Che, come al solito, ignoro: sto scrivendo, mi sta andando bene e non mi scomoderò solo per un altro carico di Carlos. Ma non sono generici Carlos. L'avrei dovuto capire dalla bussata, dal contesto, dal male che ci sta per assalire.
Carlos 2 mi viene a chiamare si spiega a gesti e parole. Il succo è: noi non lo conosciamo se tu lo conosci bene se no noi non apriamo manco la porta.
Apro. Il tono di Biancospino è pacato, calmo, riflessivo. Gli occhi raccontano tutta un altra storia. La discussione va avanti per un po', il succo è: noi, sotto, casino, smettere, persona malata.
Io ribatto: scusa, cinque di pomeriggio, le cose vive fanno rumore, lo dico agli altri.

Quando mi giro però non c'è più nessuno: i Carlos e le ragazze si sono dileguati nel momento in cui si è aperta la porta lasciandomi da solo col mostro. Faccio il giro delle stanze portando la Buona Novella: “no rumore, sotto malata/moribonda, alzate le sedie e la prossima volto i cazzi sono i vostri”
in cambio ottengo una serie di “ok” e un “poverina”

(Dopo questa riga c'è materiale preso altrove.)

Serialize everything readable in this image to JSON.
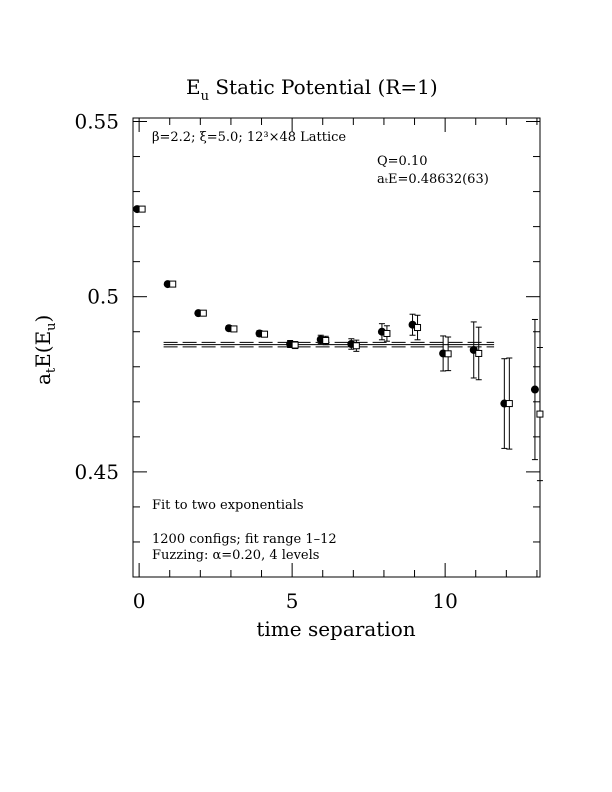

Ora è l'una di notte. Sono fuori al balcone cercando di riprendere la serie positiva. Fa fresco, si sta bene e il caos di macchine che passano sulla Appia ha un effetto catalizzante sulle vignette. Le moto rombanti non mi lasciano assopire e per qualche strana benedizione le zanzare mi ignorano. Un numero imprecisato di Carlos (credo dal 1 al 5) gozzovigliano in cucina tra popcorn, lattine di birra e un innominabile mostruosità fritta.
Stanno facendo un casino d'inferno secondo la loro natura. Cisco accompagna con alcuni giri di chitarra.

Poi suonano alla porta. E, dovesse entrare il sig Biancospino con una motosega in mano io non mi muovo da qui.